Clioxanide is a derivative of diiodobenzanilide, developed by Parke, Davis & Co in the 1960s. It was used as an antihelmintic against Fasciola hepatica and Haemonchus contortus. In sheep, the compound was demonstrated high efficiency (greater than 90%) when administered at 20-40 mg/kg. Later it was found that clioxanide is an inhibitor of Type III Secretion in Yersinia bacteria.

Parbendazole is a potent inhibitor of microtubule assembly that was studied as an anthelmintic agent. Information about the current use of this drug is not available.

Dimetridazole is an anti-fungal and anti-protozoal drug traditionally used in veterinary for the prevention and treatment of histomoniasis in turkeys, genital trichomoniasis in cattle and hemorrhagic enteritis in pigs. Results from the in vitro and in vivo tests suggested, that dimetridazole was not genotoxic compound, but its use is legally limited, although this compound is still can be found in eggs.

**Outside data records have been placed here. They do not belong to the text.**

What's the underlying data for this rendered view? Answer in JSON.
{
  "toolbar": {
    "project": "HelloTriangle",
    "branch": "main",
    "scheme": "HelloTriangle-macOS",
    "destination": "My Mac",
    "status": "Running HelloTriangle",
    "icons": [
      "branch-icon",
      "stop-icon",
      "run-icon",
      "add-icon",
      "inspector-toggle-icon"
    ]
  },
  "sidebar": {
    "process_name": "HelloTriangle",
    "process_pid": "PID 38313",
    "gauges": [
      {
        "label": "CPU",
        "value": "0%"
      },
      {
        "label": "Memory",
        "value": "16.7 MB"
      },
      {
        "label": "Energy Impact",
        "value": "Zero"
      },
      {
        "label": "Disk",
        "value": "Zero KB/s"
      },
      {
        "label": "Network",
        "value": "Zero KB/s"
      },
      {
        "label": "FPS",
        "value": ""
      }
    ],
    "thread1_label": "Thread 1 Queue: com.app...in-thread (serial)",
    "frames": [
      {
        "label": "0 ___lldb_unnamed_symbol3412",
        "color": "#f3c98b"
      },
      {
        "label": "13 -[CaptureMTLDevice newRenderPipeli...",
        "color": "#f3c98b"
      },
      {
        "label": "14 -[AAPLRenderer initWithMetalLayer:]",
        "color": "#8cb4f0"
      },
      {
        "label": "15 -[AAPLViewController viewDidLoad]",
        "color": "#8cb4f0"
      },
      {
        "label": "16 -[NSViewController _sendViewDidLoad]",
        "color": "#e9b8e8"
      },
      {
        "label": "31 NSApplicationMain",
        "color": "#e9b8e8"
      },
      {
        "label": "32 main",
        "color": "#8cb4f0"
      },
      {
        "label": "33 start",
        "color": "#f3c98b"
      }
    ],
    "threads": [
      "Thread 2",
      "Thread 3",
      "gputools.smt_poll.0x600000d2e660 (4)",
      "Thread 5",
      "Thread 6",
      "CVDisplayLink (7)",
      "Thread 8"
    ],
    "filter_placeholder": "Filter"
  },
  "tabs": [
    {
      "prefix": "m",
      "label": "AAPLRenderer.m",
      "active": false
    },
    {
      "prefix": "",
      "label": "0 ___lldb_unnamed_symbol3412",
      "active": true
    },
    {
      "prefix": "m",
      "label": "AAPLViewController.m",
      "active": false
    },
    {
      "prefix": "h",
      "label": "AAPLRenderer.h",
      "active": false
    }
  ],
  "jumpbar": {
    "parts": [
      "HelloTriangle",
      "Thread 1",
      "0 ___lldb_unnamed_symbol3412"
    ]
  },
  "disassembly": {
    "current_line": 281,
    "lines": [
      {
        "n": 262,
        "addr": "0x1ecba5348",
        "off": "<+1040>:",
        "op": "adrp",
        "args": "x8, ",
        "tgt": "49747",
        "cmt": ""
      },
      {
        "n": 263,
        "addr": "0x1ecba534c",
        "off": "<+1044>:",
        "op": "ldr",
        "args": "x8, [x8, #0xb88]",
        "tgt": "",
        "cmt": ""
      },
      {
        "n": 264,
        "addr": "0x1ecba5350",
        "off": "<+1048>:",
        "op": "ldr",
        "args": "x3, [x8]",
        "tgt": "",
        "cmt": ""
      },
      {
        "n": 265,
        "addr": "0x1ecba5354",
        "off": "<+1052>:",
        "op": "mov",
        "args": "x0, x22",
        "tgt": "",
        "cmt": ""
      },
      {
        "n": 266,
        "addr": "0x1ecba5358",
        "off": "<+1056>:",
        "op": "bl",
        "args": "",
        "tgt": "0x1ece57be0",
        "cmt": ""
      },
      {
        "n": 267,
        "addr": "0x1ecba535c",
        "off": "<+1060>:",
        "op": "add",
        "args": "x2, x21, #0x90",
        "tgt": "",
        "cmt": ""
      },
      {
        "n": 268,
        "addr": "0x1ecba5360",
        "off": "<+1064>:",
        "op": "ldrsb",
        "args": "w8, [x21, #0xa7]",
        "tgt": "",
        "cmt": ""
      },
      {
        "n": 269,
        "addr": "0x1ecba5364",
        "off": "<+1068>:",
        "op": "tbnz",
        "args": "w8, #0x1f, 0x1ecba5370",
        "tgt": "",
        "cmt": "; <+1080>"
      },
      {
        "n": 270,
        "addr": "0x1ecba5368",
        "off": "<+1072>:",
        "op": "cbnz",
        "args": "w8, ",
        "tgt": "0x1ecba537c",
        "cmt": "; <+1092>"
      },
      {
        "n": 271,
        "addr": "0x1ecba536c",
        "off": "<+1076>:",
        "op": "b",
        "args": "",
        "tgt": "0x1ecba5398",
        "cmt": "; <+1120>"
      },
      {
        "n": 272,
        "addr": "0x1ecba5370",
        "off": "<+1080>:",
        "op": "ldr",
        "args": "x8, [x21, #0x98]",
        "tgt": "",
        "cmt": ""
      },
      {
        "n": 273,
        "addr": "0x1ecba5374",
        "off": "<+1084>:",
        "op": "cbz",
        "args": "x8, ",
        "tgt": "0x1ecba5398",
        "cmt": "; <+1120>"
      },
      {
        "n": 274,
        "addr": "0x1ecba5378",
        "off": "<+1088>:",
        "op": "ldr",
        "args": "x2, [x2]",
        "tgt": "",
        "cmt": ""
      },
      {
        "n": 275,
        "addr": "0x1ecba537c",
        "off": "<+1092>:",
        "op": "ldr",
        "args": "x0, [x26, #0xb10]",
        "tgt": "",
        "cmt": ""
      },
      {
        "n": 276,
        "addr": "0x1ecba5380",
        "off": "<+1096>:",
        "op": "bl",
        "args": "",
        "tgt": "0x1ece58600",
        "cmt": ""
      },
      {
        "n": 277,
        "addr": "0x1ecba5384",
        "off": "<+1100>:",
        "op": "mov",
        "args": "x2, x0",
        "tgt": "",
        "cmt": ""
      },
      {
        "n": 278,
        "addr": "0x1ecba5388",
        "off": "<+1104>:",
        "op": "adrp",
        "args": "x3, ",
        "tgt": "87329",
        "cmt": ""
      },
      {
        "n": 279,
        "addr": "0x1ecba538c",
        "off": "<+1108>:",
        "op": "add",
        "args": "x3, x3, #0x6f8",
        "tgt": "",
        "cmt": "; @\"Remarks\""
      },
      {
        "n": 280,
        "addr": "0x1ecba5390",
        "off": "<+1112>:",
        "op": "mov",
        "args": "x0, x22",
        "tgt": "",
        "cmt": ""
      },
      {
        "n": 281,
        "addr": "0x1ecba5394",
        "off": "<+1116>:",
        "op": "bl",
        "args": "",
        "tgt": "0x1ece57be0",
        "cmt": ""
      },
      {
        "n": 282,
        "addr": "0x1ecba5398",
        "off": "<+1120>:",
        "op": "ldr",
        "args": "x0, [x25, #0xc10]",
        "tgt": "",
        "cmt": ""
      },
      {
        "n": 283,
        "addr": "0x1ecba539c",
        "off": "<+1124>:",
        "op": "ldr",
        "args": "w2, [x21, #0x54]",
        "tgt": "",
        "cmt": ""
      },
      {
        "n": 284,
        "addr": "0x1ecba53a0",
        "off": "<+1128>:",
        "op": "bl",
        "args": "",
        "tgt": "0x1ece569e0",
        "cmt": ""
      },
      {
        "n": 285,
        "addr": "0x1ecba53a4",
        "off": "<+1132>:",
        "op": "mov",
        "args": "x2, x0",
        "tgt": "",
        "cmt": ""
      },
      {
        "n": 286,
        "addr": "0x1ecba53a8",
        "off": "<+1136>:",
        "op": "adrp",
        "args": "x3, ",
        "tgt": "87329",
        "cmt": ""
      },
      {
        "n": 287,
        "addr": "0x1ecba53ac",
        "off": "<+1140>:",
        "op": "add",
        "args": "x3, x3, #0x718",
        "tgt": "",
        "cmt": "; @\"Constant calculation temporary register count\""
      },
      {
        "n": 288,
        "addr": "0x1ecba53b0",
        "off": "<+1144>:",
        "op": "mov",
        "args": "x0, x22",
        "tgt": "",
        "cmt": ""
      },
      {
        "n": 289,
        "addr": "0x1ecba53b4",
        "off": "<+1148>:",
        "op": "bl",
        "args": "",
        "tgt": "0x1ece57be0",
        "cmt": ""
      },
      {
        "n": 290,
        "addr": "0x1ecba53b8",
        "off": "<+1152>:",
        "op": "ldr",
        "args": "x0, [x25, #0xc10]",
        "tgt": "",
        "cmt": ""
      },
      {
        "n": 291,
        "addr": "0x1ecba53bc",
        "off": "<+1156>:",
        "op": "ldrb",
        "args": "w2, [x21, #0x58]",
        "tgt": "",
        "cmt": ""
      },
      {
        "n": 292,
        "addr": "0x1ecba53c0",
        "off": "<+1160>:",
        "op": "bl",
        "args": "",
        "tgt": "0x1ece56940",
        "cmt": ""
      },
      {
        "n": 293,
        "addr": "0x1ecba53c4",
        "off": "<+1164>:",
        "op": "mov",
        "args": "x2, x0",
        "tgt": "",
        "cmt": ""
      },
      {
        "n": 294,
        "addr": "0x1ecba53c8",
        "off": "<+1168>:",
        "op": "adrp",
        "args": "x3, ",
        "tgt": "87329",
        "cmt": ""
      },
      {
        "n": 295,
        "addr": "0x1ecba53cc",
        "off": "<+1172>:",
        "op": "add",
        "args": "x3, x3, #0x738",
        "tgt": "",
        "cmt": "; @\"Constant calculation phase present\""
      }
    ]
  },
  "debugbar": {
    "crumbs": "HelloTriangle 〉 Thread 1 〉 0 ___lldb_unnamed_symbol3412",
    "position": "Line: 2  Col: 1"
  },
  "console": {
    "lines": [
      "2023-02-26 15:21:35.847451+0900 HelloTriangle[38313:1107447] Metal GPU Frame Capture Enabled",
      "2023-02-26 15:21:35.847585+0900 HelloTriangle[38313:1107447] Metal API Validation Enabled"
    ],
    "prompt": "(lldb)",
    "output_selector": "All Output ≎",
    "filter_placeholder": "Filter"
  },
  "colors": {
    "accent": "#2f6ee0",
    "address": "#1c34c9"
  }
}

Halofantrine is a blood schizonticidal antimalarial agent with no apparent action on the sporozoite, gametocyte or hepatic stages of the infection. It is used only to treat but not to prevent malaria. Has been marketed by GlaxoSmithKline as HALFAN (halofantrine hydrochloride) in 250 mg tablets indicated for the treatment of adults who can tolerate oral medication and who have mild to moderate malaria (equal to or less than 100,000 parasites/mm3) caused by Plasmodium falciparum or Plasmodium vivax. Among side effects is cardiac arrhythmia. It belongs to the phenanthrene class of compounds that includes quinine and lumefantrine. It was reported that halofantrine binds to hematin in vitro (crystal structure of the complex) and to to plasmpesin, a haemoglobin degrading enzyme unique to the malarial parasites.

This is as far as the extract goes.